De acordo com o deputado Fernando Máximo, este modelo educacional demonstrou importantes resultados para a promoção da disciplina, respeito, cidadania e senso de responsabilidade entre os estudantes da rede pública, principalmente em Rondônia, uma vez que tem proporcionado a combinação da expertise militar com a pedagogia tradicional a fim de transformar o ambiente escolar mais propício para o desenvolvimento das habilidades socioemocionais que são fundamentais para a formação integral dos jovens. 

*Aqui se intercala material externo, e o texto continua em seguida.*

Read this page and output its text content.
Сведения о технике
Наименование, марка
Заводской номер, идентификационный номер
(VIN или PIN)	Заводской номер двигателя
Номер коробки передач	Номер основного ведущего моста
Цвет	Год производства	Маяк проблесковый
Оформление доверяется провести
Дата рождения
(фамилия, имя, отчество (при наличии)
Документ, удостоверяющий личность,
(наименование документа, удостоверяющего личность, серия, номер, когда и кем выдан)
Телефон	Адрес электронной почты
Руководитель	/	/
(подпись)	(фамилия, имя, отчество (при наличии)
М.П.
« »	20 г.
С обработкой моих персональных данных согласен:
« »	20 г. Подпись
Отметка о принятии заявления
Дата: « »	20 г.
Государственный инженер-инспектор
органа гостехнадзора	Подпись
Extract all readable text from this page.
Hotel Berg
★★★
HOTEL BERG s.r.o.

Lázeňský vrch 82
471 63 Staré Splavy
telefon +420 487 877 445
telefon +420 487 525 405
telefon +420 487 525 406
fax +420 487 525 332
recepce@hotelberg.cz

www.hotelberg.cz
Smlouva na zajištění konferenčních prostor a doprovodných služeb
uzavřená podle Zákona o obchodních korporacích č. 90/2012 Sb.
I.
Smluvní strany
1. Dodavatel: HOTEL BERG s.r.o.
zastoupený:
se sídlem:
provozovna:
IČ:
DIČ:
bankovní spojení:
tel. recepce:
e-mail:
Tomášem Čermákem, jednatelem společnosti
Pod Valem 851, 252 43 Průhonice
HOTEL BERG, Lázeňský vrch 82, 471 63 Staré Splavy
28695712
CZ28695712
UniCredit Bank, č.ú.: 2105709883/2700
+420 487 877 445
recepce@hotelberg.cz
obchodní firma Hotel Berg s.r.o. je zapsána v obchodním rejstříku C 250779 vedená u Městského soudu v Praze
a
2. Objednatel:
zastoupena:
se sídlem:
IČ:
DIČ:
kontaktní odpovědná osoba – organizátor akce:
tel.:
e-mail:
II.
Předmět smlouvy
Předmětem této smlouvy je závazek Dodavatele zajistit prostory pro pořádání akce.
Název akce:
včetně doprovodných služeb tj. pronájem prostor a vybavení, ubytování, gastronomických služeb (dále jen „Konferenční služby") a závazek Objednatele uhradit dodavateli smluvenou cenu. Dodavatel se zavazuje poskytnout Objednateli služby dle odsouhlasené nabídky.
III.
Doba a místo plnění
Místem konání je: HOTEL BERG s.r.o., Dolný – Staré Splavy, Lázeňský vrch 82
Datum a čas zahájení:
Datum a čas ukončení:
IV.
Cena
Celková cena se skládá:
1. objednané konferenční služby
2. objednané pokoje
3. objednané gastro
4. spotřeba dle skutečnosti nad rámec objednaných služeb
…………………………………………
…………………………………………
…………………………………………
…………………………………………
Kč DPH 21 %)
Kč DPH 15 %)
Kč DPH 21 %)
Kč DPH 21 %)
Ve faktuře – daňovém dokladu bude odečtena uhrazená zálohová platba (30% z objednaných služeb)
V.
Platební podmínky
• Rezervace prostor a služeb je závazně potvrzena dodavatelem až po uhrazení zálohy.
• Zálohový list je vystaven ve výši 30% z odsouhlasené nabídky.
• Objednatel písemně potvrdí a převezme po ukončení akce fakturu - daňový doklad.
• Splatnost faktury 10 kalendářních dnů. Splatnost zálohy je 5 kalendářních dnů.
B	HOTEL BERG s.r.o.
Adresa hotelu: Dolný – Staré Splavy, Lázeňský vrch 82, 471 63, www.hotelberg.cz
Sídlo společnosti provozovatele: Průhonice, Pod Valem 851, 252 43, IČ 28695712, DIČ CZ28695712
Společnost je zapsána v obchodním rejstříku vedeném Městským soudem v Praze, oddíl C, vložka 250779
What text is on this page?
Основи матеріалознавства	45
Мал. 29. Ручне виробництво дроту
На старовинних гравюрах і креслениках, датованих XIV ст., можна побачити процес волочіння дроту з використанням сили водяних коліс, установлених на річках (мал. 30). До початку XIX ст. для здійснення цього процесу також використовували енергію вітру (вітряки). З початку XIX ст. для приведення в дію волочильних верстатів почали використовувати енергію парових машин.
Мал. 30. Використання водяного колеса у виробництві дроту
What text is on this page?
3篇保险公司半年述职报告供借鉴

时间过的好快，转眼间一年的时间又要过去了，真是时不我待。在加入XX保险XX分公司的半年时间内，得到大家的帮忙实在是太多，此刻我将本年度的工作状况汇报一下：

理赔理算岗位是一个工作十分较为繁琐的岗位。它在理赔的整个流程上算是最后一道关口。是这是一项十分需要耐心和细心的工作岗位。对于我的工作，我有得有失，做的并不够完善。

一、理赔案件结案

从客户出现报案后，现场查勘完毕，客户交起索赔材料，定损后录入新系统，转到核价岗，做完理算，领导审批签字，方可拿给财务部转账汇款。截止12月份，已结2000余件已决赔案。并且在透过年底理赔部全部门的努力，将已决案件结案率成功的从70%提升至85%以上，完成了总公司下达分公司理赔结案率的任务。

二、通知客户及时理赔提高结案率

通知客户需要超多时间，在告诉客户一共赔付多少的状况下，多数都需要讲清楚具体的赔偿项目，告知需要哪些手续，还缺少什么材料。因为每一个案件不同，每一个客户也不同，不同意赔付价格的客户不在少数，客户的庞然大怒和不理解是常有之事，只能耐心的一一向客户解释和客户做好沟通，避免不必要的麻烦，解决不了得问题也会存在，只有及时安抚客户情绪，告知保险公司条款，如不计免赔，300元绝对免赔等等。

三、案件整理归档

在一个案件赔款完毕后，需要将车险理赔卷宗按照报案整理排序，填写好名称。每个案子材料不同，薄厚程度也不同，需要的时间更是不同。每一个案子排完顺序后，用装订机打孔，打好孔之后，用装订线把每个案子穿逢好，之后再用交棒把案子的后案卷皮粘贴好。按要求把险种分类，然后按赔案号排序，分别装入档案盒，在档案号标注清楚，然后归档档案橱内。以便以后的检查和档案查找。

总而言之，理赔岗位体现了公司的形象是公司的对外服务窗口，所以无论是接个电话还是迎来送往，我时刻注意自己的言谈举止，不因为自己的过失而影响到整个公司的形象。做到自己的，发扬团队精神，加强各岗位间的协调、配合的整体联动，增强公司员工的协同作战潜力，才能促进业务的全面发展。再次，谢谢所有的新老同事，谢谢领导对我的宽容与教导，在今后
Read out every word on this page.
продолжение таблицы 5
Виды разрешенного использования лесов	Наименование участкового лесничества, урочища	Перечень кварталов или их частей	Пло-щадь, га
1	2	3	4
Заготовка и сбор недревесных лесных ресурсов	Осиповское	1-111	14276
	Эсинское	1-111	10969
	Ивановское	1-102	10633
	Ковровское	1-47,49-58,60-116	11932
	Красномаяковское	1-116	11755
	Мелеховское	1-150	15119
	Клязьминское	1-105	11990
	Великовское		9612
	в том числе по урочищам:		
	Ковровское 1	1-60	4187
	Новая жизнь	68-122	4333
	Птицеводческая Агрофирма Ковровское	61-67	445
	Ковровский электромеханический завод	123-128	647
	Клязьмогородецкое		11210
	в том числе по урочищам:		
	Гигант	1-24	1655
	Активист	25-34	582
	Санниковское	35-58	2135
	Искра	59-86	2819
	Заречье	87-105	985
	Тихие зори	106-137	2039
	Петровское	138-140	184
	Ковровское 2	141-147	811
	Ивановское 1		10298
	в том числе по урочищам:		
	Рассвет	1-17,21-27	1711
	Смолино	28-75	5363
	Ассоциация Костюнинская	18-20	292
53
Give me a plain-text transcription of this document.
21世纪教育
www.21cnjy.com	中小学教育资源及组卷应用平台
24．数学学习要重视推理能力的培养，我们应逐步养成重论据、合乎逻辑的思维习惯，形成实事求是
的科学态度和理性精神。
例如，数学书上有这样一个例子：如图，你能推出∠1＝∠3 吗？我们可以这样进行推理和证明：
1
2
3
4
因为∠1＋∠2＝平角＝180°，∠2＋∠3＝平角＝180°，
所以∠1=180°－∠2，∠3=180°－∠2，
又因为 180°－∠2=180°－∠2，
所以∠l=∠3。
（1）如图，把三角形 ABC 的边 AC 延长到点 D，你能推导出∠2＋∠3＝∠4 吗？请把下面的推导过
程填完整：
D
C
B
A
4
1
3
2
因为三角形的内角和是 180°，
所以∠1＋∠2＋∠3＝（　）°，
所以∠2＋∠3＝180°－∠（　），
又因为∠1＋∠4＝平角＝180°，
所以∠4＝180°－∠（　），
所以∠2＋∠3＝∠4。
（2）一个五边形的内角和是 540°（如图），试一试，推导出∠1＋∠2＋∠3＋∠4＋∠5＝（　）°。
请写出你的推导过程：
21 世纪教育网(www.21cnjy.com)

Além disso, as Escolas Militarizadas tem obtido uma melhoria do desempenho acadêmico dos estudantes, uma redução da evasão escolar e o aumento da participação dos pais na vida estudantil dos alunos.

Reclamação

“Nós não podemos aceitar com que o Governo Federal acabe com essas escolas. Eu estive em mais de 50 instituições de ensino nos últimos meses em Rondônia e a reclamação dos pais é de que nestas escolas há muita violência, uso de entorpecentes e relatos de professores agredidos psicológica e fisicamente. Por outro lado, nas escolas cívico-militares, o ambiente é completamente diferente, pois o ambiente é de paz, harmonia, tranquilidade, sem circulação de entorpecentes e não há relatos de professores vítimas de agressão”, afirma o parlamentar.

Aprimoramento

Na opinião de Máximo, é preciso que haja um amplo diálogo para que se aprimore o sistema de educação, além de destacar os pontos positivos desse modelo educacional e os impactos benéficos na sociedade. “No Estado de Rondônia, o governador Coronel Marcos Rocha disse que vai manter as escolas com recursos próprios. Ao invés de encerrar as atividades destas escolas, como o Governo Federal quer, nós temos que ampliar e aumentar essas instituições, não só em Rondônia como no Brasil inteiro”, avalia o deputado federal rondoniense.